Files
OpenGait/docs/systemd-run-training.md

4.4 KiB

Stable Long-Running Training with systemd-run --user

This note documents the recommended way to launch long OpenGait jobs on a local workstation.

Why use systemd-run --user

For long training runs, systemd-run --user is more reliable than shell background tricks like:

  • nohup ... &
  • disown
  • one-shot detached shell wrappers

Why:

  • the training process is supervised by the user systemd instance instead of a transient shell process
  • stdout/stderr can be sent to a real log file and the systemd journal
  • you can query status with systemctl --user
  • you can stop the job cleanly with systemctl --user stop ...
  • the job is no longer tied to the lifetime of a tool process tree

In this repo, detached shell launches were observed to die unexpectedly even when the training code itself was healthy. systemd-run --user avoids that failure mode.

Prerequisites

Check that user services are available:

systemd-run --user --version

If you want jobs to survive logout, enable linger:

loginctl enable-linger "$USER"

This is optional if you only need the job to survive shell/session teardown while you stay logged in.

Use the helper script:

It:

  • uses torchrun (python -m torch.distributed.run), not deprecated torch.distributed.launch
  • accepts GPU UUIDs instead of ordinal indices
  • launches a transient user service with systemd-run --user
  • writes stdout/stderr to a real log file
  • provides status, logs, and stop helpers

Launch examples

Single-GPU train:

uv run python scripts/systemd_run_opengait.py launch \
  --cfgs configs/sconet/sconet_scoliosis1k_skeleton_112_sigma15_joint8_bodyonly_plaince_bridge_1gpu_10k.yaml \
  --phase train \
  --gpu-uuids GPU-9cc7b26e-90d4-0c49-4d4c-060e528ffba6

Single-GPU eval:

uv run python scripts/systemd_run_opengait.py launch \
  --cfgs configs/sconet/sconet_scoliosis1k_local_eval_1gpu.yaml \
  --phase test \
  --gpu-uuids GPU-9cc7b26e-90d4-0c49-4d4c-060e528ffba6

Two-GPU train:

uv run python scripts/systemd_run_opengait.py launch \
  --cfgs configs/baseline/baseline.yaml \
  --phase train \
  --gpu-uuids GPU-9cc7b26e-90d4-0c49-4d4c-060e528ffba6,GPU-1155e14e-6097-5942-7feb-20453868b202

Dry run:

uv run python scripts/systemd_run_opengait.py launch \
  --cfgs configs/baseline/baseline.yaml \
  --phase train \
  --gpu-uuids GPU-9cc7b26e-90d4-0c49-4d4c-060e528ffba6 \
  --dry-run

Monitoring and control

Show service status:

uv run python scripts/systemd_run_opengait.py status opengait-baseline-train

Show recent journal lines:

uv run python scripts/systemd_run_opengait.py logs opengait-baseline-train -n 200

Follow the journal directly:

journalctl --user -u opengait-baseline-train -f

Stop the run:

uv run python scripts/systemd_run_opengait.py stop opengait-baseline-train

Logging behavior

The launcher configures both:

  • a file log under /tmp by default
  • the systemd journal for the transient unit

This makes it easier to recover logs even if the original shell or tool session disappears.

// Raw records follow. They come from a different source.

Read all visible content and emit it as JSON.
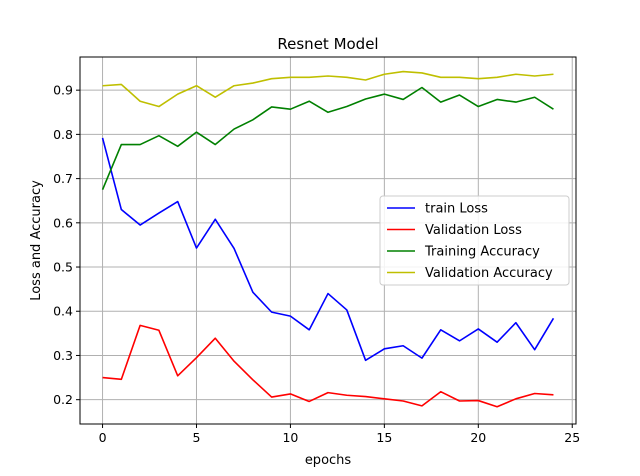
{
  "chart_data": {
    "type": "line",
    "title": "Resnet Model",
    "xlabel": "epochs",
    "ylabel": "Loss and Accuracy",
    "xlim": [
      -1.2,
      25.2
    ],
    "ylim": [
      0.145,
      0.975
    ],
    "xticks": [
      0,
      5,
      10,
      15,
      20,
      25
    ],
    "yticks": [
      0.2,
      0.3,
      0.4,
      0.5,
      0.6,
      0.7,
      0.8,
      0.9
    ],
    "xtick_labels": [
      "0",
      "5",
      "10",
      "15",
      "20",
      "25"
    ],
    "ytick_labels": [
      "0.2",
      "0.3",
      "0.4",
      "0.5",
      "0.6",
      "0.7",
      "0.8",
      "0.9"
    ],
    "grid": true,
    "legend_position": "center-right",
    "x": [
      0,
      1,
      2,
      3,
      4,
      5,
      6,
      7,
      8,
      9,
      10,
      11,
      12,
      13,
      14,
      15,
      16,
      17,
      18,
      19,
      20,
      21,
      22,
      23,
      24
    ],
    "series": [
      {
        "name": "train Loss",
        "color": "#0000ff",
        "values": [
          0.792,
          0.63,
          0.595,
          0.622,
          0.648,
          0.543,
          0.608,
          0.542,
          0.443,
          0.398,
          0.389,
          0.358,
          0.44,
          0.403,
          0.289,
          0.315,
          0.322,
          0.294,
          0.358,
          0.333,
          0.36,
          0.33,
          0.374,
          0.313,
          0.384
        ]
      },
      {
        "name": "Validation Loss",
        "color": "#ff0000",
        "values": [
          0.25,
          0.246,
          0.368,
          0.357,
          0.254,
          0.295,
          0.339,
          0.287,
          0.245,
          0.206,
          0.213,
          0.196,
          0.216,
          0.21,
          0.207,
          0.202,
          0.197,
          0.186,
          0.218,
          0.197,
          0.198,
          0.184,
          0.202,
          0.214,
          0.211
        ]
      },
      {
        "name": "Training Accuracy",
        "color": "#008000",
        "values": [
          0.675,
          0.777,
          0.777,
          0.797,
          0.773,
          0.805,
          0.777,
          0.812,
          0.833,
          0.862,
          0.857,
          0.875,
          0.85,
          0.863,
          0.88,
          0.891,
          0.879,
          0.906,
          0.873,
          0.889,
          0.863,
          0.879,
          0.873,
          0.884,
          0.857
        ]
      },
      {
        "name": "Validation Accuracy",
        "color": "#bfbf00",
        "values": [
          0.91,
          0.913,
          0.875,
          0.863,
          0.891,
          0.91,
          0.884,
          0.91,
          0.916,
          0.926,
          0.929,
          0.929,
          0.932,
          0.929,
          0.923,
          0.936,
          0.942,
          0.939,
          0.929,
          0.929,
          0.926,
          0.929,
          0.936,
          0.932,
          0.936
        ]
      }
    ]
  }
}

Moving outputs off the SSD

OpenGait writes checkpoints, TensorBoard summaries, best-checkpoint snapshots, and file logs under a run output root.

By default that root is output/, but you can override it per run with output_root in the engine config:

trainer_cfg:
  output_root: /mnt/hddl/data/OpenGait-output

evaluator_cfg:
  output_root: /mnt/hddl/data/OpenGait-output

The final path layout stays the same under that root:

<output_root>/<dataset>/<model>/<save_name>/

For long scoliosis runs, using an HDD-backed root is recommended so local SSD space is not consumed by:

  • numbered checkpoints
  • rolling resume checkpoints
  • best-N retained checkpoints
  • TensorBoard summary files

GPU selection

Prefer GPU UUIDs, not ordinal indices.

Reason:

  • local CUDA_VISIBLE_DEVICES ordinal mapping can be unstable or surprising
  • UUIDs make the intended device explicit

Get UUIDs with:

nvidia-smi -L

Notes

  • The helper uses torchrun through python -m torch.distributed.run.
  • --nproc_per_node is inferred from the number of UUIDs passed to --gpu-uuids.
  • OpenGait evaluator constraints still apply: test batch/world-size settings must match the visible GPU count.